Connected to the world

Posted on Fri 29 July 2016 in esp8266

We have the d1 mini and able to run python code on it, yey us!

The big sell of the ESP8266 is the embedded wifi. With this entry we'll go through using this with micropython.

Get Connected


Connect to the D1 and enter the following into the repl. I'll explain the code a chunk at a time.

import network
sta_if = network.WLAN(network.STA_IF)

The network module is what gives us all the wonderful code to use the wifi.

network.STA_IF is the connection where the ESP8266 connects to the internet and acts like a client.
network.AP_IF is the other way round, where devices connect to the ESP8266 and it acts like a server.
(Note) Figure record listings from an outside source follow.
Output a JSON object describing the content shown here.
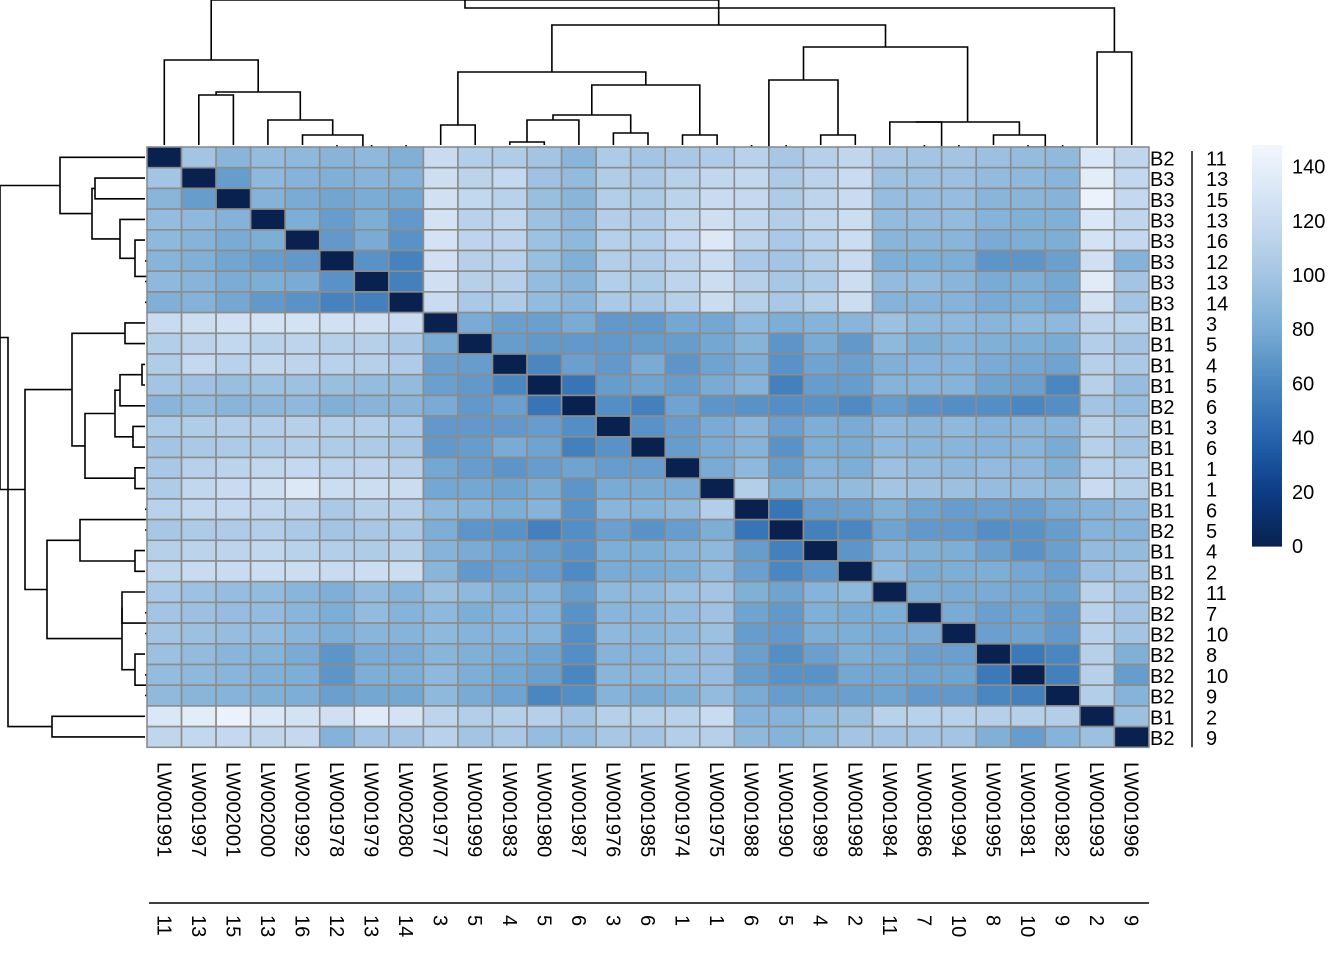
{
  "chart_data": {
    "type": "heatmap",
    "title": "",
    "columns": [
      {
        "id": "LW001991",
        "group": "11"
      },
      {
        "id": "LW001997",
        "group": "13"
      },
      {
        "id": "LW002001",
        "group": "15"
      },
      {
        "id": "LW002000",
        "group": "13"
      },
      {
        "id": "LW001992",
        "group": "16"
      },
      {
        "id": "LW001978",
        "group": "12"
      },
      {
        "id": "LW001979",
        "group": "13"
      },
      {
        "id": "LW002080",
        "group": "14"
      },
      {
        "id": "LW001977",
        "group": "3"
      },
      {
        "id": "LW001999",
        "group": "5"
      },
      {
        "id": "LW001983",
        "group": "4"
      },
      {
        "id": "LW001980",
        "group": "5"
      },
      {
        "id": "LW001987",
        "group": "6"
      },
      {
        "id": "LW001976",
        "group": "3"
      },
      {
        "id": "LW001985",
        "group": "6"
      },
      {
        "id": "LW001974",
        "group": "1"
      },
      {
        "id": "LW001975",
        "group": "1"
      },
      {
        "id": "LW001988",
        "group": "6"
      },
      {
        "id": "LW001990",
        "group": "5"
      },
      {
        "id": "LW001989",
        "group": "4"
      },
      {
        "id": "LW001998",
        "group": "2"
      },
      {
        "id": "LW001984",
        "group": "11"
      },
      {
        "id": "LW001986",
        "group": "7"
      },
      {
        "id": "LW001994",
        "group": "10"
      },
      {
        "id": "LW001995",
        "group": "8"
      },
      {
        "id": "LW001981",
        "group": "10"
      },
      {
        "id": "LW001982",
        "group": "9"
      },
      {
        "id": "LW001993",
        "group": "2"
      },
      {
        "id": "LW001996",
        "group": "9"
      }
    ],
    "rows": [
      {
        "batch": "B2",
        "group": "11"
      },
      {
        "batch": "B3",
        "group": "13"
      },
      {
        "batch": "B3",
        "group": "15"
      },
      {
        "batch": "B3",
        "group": "13"
      },
      {
        "batch": "B3",
        "group": "16"
      },
      {
        "batch": "B3",
        "group": "12"
      },
      {
        "batch": "B3",
        "group": "13"
      },
      {
        "batch": "B3",
        "group": "14"
      },
      {
        "batch": "B1",
        "group": "3"
      },
      {
        "batch": "B1",
        "group": "5"
      },
      {
        "batch": "B1",
        "group": "4"
      },
      {
        "batch": "B1",
        "group": "5"
      },
      {
        "batch": "B2",
        "group": "6"
      },
      {
        "batch": "B1",
        "group": "3"
      },
      {
        "batch": "B1",
        "group": "6"
      },
      {
        "batch": "B1",
        "group": "1"
      },
      {
        "batch": "B1",
        "group": "1"
      },
      {
        "batch": "B1",
        "group": "6"
      },
      {
        "batch": "B2",
        "group": "5"
      },
      {
        "batch": "B1",
        "group": "4"
      },
      {
        "batch": "B1",
        "group": "2"
      },
      {
        "batch": "B2",
        "group": "11"
      },
      {
        "batch": "B2",
        "group": "7"
      },
      {
        "batch": "B2",
        "group": "10"
      },
      {
        "batch": "B2",
        "group": "8"
      },
      {
        "batch": "B2",
        "group": "10"
      },
      {
        "batch": "B2",
        "group": "9"
      },
      {
        "batch": "B1",
        "group": "2"
      },
      {
        "batch": "B2",
        "group": "9"
      }
    ],
    "color_scale": {
      "min": 0,
      "max": 148,
      "ticks": [
        "0",
        "20",
        "40",
        "60",
        "80",
        "100",
        "120",
        "140"
      ],
      "tick_values": [
        0,
        20,
        40,
        60,
        80,
        100,
        120,
        140
      ],
      "stops": [
        {
          "value": 0,
          "color": "#08214f"
        },
        {
          "value": 20,
          "color": "#0d3c86"
        },
        {
          "value": 40,
          "color": "#2663ad"
        },
        {
          "value": 60,
          "color": "#4a87c0"
        },
        {
          "value": 80,
          "color": "#79abd4"
        },
        {
          "value": 100,
          "color": "#a3c5e3"
        },
        {
          "value": 120,
          "color": "#c8dbf0"
        },
        {
          "value": 148,
          "color": "#f2f7fd"
        }
      ]
    },
    "cell_border_color": "#8c8c8c",
    "values_note": "Symmetric distance matrix (approximate, read from colour); diagonal = 0",
    "values": [
      [
        0,
        100,
        88,
        93,
        90,
        87,
        90,
        84,
        120,
        108,
        107,
        100,
        88,
        105,
        100,
        103,
        106,
        112,
        102,
        110,
        115,
        103,
        100,
        100,
        96,
        93,
        91,
        132,
        115
      ],
      [
        100,
        0,
        72,
        90,
        86,
        84,
        87,
        85,
        123,
        113,
        118,
        98,
        92,
        107,
        104,
        111,
        116,
        117,
        105,
        113,
        120,
        97,
        96,
        96,
        92,
        90,
        88,
        138,
        117
      ],
      [
        88,
        72,
        0,
        85,
        80,
        77,
        81,
        78,
        126,
        117,
        112,
        95,
        88,
        108,
        105,
        113,
        120,
        118,
        106,
        114,
        120,
        94,
        94,
        94,
        88,
        88,
        86,
        143,
        118
      ],
      [
        93,
        90,
        85,
        0,
        82,
        72,
        82,
        70,
        128,
        112,
        116,
        97,
        89,
        108,
        106,
        116,
        124,
        116,
        108,
        116,
        122,
        92,
        92,
        92,
        86,
        84,
        84,
        132,
        115
      ],
      [
        90,
        86,
        80,
        82,
        0,
        70,
        80,
        66,
        128,
        114,
        114,
        97,
        90,
        110,
        108,
        118,
        133,
        113,
        104,
        112,
        122,
        88,
        88,
        88,
        80,
        82,
        82,
        128,
        118
      ],
      [
        87,
        84,
        77,
        72,
        70,
        0,
        66,
        58,
        126,
        110,
        112,
        95,
        84,
        108,
        106,
        113,
        122,
        104,
        100,
        108,
        120,
        83,
        82,
        82,
        68,
        68,
        74,
        125,
        85
      ],
      [
        90,
        87,
        81,
        82,
        80,
        66,
        0,
        56,
        125,
        110,
        110,
        93,
        87,
        108,
        105,
        114,
        122,
        110,
        102,
        106,
        122,
        92,
        92,
        88,
        80,
        82,
        78,
        136,
        100
      ],
      [
        84,
        85,
        78,
        70,
        66,
        58,
        56,
        0,
        120,
        104,
        106,
        92,
        88,
        104,
        102,
        110,
        121,
        110,
        103,
        110,
        122,
        86,
        86,
        86,
        80,
        82,
        78,
        128,
        100
      ],
      [
        120,
        123,
        126,
        128,
        128,
        126,
        125,
        120,
        0,
        80,
        74,
        74,
        80,
        70,
        70,
        78,
        78,
        90,
        82,
        86,
        88,
        96,
        90,
        90,
        88,
        90,
        90,
        114,
        112
      ],
      [
        108,
        113,
        117,
        112,
        114,
        110,
        110,
        104,
        80,
        0,
        72,
        70,
        70,
        70,
        72,
        72,
        78,
        86,
        68,
        80,
        70,
        90,
        82,
        86,
        84,
        82,
        80,
        108,
        100
      ],
      [
        107,
        118,
        112,
        116,
        114,
        112,
        110,
        106,
        74,
        72,
        0,
        60,
        74,
        70,
        80,
        68,
        76,
        82,
        66,
        76,
        74,
        84,
        86,
        86,
        80,
        78,
        76,
        110,
        104
      ],
      [
        100,
        98,
        95,
        97,
        97,
        95,
        93,
        92,
        74,
        70,
        60,
        0,
        50,
        72,
        76,
        72,
        80,
        86,
        56,
        72,
        72,
        86,
        86,
        86,
        76,
        74,
        60,
        110,
        94
      ],
      [
        88,
        92,
        88,
        89,
        90,
        84,
        87,
        88,
        80,
        70,
        74,
        50,
        0,
        64,
        56,
        76,
        68,
        66,
        64,
        66,
        62,
        72,
        66,
        64,
        64,
        60,
        64,
        100,
        94
      ],
      [
        105,
        107,
        108,
        108,
        110,
        108,
        108,
        104,
        70,
        70,
        70,
        72,
        64,
        0,
        66,
        72,
        80,
        88,
        74,
        82,
        80,
        90,
        88,
        90,
        86,
        88,
        86,
        110,
        102
      ],
      [
        100,
        104,
        105,
        106,
        108,
        106,
        105,
        102,
        70,
        72,
        80,
        76,
        56,
        66,
        0,
        72,
        80,
        86,
        66,
        82,
        80,
        90,
        88,
        88,
        86,
        88,
        80,
        110,
        100
      ],
      [
        103,
        111,
        113,
        116,
        118,
        113,
        114,
        110,
        78,
        72,
        68,
        72,
        76,
        72,
        72,
        0,
        80,
        90,
        72,
        86,
        82,
        96,
        92,
        90,
        92,
        90,
        84,
        112,
        108
      ],
      [
        106,
        116,
        120,
        124,
        133,
        122,
        122,
        121,
        78,
        78,
        76,
        80,
        68,
        80,
        80,
        80,
        0,
        108,
        82,
        90,
        92,
        100,
        98,
        96,
        94,
        94,
        92,
        120,
        110
      ],
      [
        112,
        117,
        118,
        116,
        113,
        104,
        110,
        110,
        90,
        86,
        82,
        86,
        66,
        88,
        86,
        90,
        108,
        0,
        50,
        72,
        74,
        84,
        76,
        72,
        74,
        72,
        80,
        86,
        90
      ],
      [
        102,
        105,
        106,
        108,
        104,
        100,
        102,
        103,
        82,
        68,
        66,
        56,
        64,
        74,
        66,
        72,
        82,
        50,
        0,
        56,
        60,
        76,
        70,
        70,
        64,
        66,
        72,
        86,
        86
      ],
      [
        110,
        113,
        114,
        116,
        112,
        108,
        106,
        110,
        86,
        80,
        76,
        72,
        66,
        82,
        82,
        86,
        90,
        72,
        56,
        0,
        68,
        86,
        84,
        82,
        74,
        66,
        74,
        92,
        92
      ],
      [
        115,
        120,
        120,
        122,
        122,
        120,
        122,
        122,
        88,
        70,
        74,
        72,
        62,
        80,
        80,
        82,
        92,
        74,
        60,
        68,
        0,
        90,
        80,
        82,
        82,
        78,
        74,
        96,
        100
      ],
      [
        103,
        97,
        94,
        92,
        88,
        83,
        92,
        86,
        96,
        90,
        84,
        86,
        72,
        90,
        90,
        96,
        100,
        84,
        76,
        86,
        90,
        0,
        82,
        80,
        80,
        78,
        76,
        112,
        100
      ],
      [
        100,
        96,
        94,
        92,
        88,
        82,
        92,
        86,
        90,
        82,
        86,
        86,
        66,
        88,
        88,
        92,
        98,
        76,
        70,
        84,
        80,
        82,
        0,
        80,
        74,
        76,
        70,
        112,
        100
      ],
      [
        100,
        96,
        94,
        92,
        88,
        82,
        88,
        86,
        90,
        86,
        86,
        86,
        64,
        90,
        88,
        90,
        96,
        72,
        70,
        82,
        82,
        80,
        80,
        0,
        74,
        76,
        70,
        112,
        100
      ],
      [
        96,
        92,
        88,
        86,
        80,
        68,
        80,
        80,
        88,
        84,
        80,
        76,
        64,
        86,
        86,
        92,
        94,
        74,
        64,
        74,
        82,
        80,
        74,
        74,
        0,
        52,
        60,
        110,
        84
      ],
      [
        93,
        90,
        88,
        84,
        82,
        68,
        82,
        82,
        90,
        82,
        78,
        74,
        60,
        88,
        88,
        90,
        94,
        72,
        66,
        66,
        78,
        78,
        76,
        76,
        52,
        0,
        56,
        110,
        72
      ],
      [
        91,
        88,
        86,
        84,
        82,
        74,
        78,
        78,
        90,
        80,
        76,
        60,
        64,
        86,
        80,
        84,
        92,
        80,
        72,
        74,
        74,
        76,
        70,
        70,
        60,
        56,
        0,
        108,
        86
      ],
      [
        132,
        138,
        143,
        132,
        128,
        125,
        136,
        128,
        114,
        108,
        110,
        110,
        100,
        110,
        110,
        112,
        120,
        86,
        86,
        92,
        96,
        112,
        112,
        112,
        110,
        110,
        108,
        0,
        96
      ],
      [
        115,
        117,
        118,
        115,
        118,
        85,
        100,
        100,
        112,
        100,
        104,
        94,
        94,
        102,
        100,
        108,
        110,
        90,
        86,
        92,
        100,
        100,
        100,
        100,
        84,
        72,
        86,
        96,
        0
      ]
    ]
  }
}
We are going to be sending requests out to the internet so we use STA_IF. Then use our connection object to check if we are connected.
sta_if.connect('SSID', 'password')

First we activate the interface, use to check/confirm the interface is active. Then the real work is done with the next line. sta_if.connect Once executed you are returned to the repl but if you wait a couple of seconds you should see connection information coming through.

state: 0 -> 2 (b0)
state: 2 -> 3 (0)
state: 3 -> 5 (10)
add 0
aid 2

connected with VM739083-2G, channel 1
dhcp client start...

I'm not sure what the top few lines of info are. The next line shows a successful connection, the router and which channel. DCHP is started and from this the ESP8266 gains an ip address.
You then see your ip address, the gateway mask and the gateway ip.
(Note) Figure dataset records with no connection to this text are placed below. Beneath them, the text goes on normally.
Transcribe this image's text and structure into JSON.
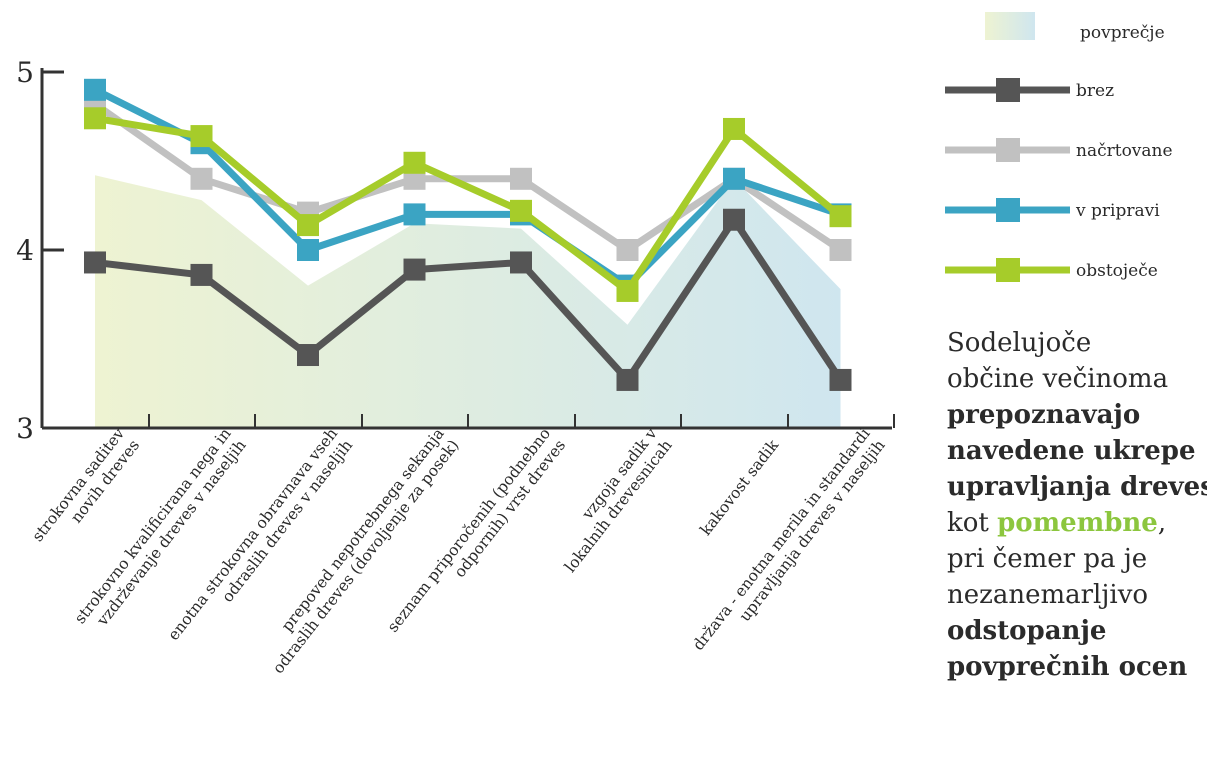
{
  "chart_data": {
    "type": "line",
    "categories": [
      [
        "strokovna saditev",
        "novih dreves"
      ],
      [
        "strokovno kvalificirana nega in",
        "vzdrževanje dreves v naseljih"
      ],
      [
        "enotna strokovna obravnava vseh",
        "odraslih dreves v naseljih"
      ],
      [
        "prepoved nepotrebnega sekanja",
        "odraslih dreves (dovoljenje za posek)"
      ],
      [
        "seznam priporočenih (podnebno",
        "odpornih) vrst dreves"
      ],
      [
        "vzgoja sadik v",
        "lokalnih drevesnicah"
      ],
      [
        "kakovost sadik"
      ],
      [
        "država - enotna merila in standardi",
        "upravljanja dreves v naseljih"
      ]
    ],
    "ylim": [
      3,
      5
    ],
    "yticks": [
      "3",
      "4",
      "5"
    ],
    "area": {
      "name": "povprečje",
      "values": [
        4.42,
        4.28,
        3.8,
        4.15,
        4.12,
        3.58,
        4.4,
        3.78
      ],
      "colors": [
        "#eef3d2",
        "#cfe6ef"
      ]
    },
    "series": [
      {
        "name": "brez",
        "color": "#555555",
        "values": [
          3.93,
          3.86,
          3.41,
          3.89,
          3.93,
          3.27,
          4.17,
          3.27
        ]
      },
      {
        "name": "načrtovane",
        "color": "#c1c1c1",
        "values": [
          4.82,
          4.4,
          4.21,
          4.4,
          4.4,
          4.0,
          4.4,
          4.0
        ]
      },
      {
        "name": "v pripravi",
        "color": "#3ba4c3",
        "values": [
          4.9,
          4.6,
          4.0,
          4.2,
          4.2,
          3.8,
          4.4,
          4.2
        ]
      },
      {
        "name": "obstoječe",
        "color": "#a6cc2a",
        "values": [
          4.74,
          4.64,
          4.14,
          4.49,
          4.22,
          3.77,
          4.68,
          4.19
        ]
      }
    ]
  },
  "note": {
    "lines": [
      {
        "text": "Sodelujoče",
        "style": "normal"
      },
      {
        "text": "občine večinoma",
        "style": "normal"
      },
      {
        "text": "prepoznavajo",
        "style": "bold"
      },
      {
        "text": "navedene ukrepe",
        "style": "bold"
      },
      {
        "text": "upravljanja dreves",
        "style": "bold"
      },
      {
        "text": "kot ",
        "style": "normal",
        "highlight": "pomembne",
        "tail": ","
      },
      {
        "text": "pri čemer pa je",
        "style": "normal"
      },
      {
        "text": "nezanemarljivo",
        "style": "normal"
      },
      {
        "text": "odstopanje",
        "style": "bold"
      },
      {
        "text": "povprečnih ocen",
        "style": "bold"
      }
    ]
  }
}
You can get these settings from the lines below

print('network config:', sta_if.ifconfig())

And thats your device connected to the world!

Note that your device will remember your connection settings and will try to connect using these setting each time the esp8266 is restarted. This is a feature of the esp8266 chip rather than micropython.


To do a simple GET request you can use the instructions here or import urequests.

I'll go through pip-micropython at some point but for now the urequest library can be found here.

Use the Ctrl+E method to past the code into the device. I think there must be a small buffer for this as it failed to paste. I found that I had to paste the code in 3 sections - Response, request and then the rest.

If you've ever used the normal python requests library you'll appreciate how powerful it is.

r = get('')

The d1 has sent a request through the internet and received a response, yey!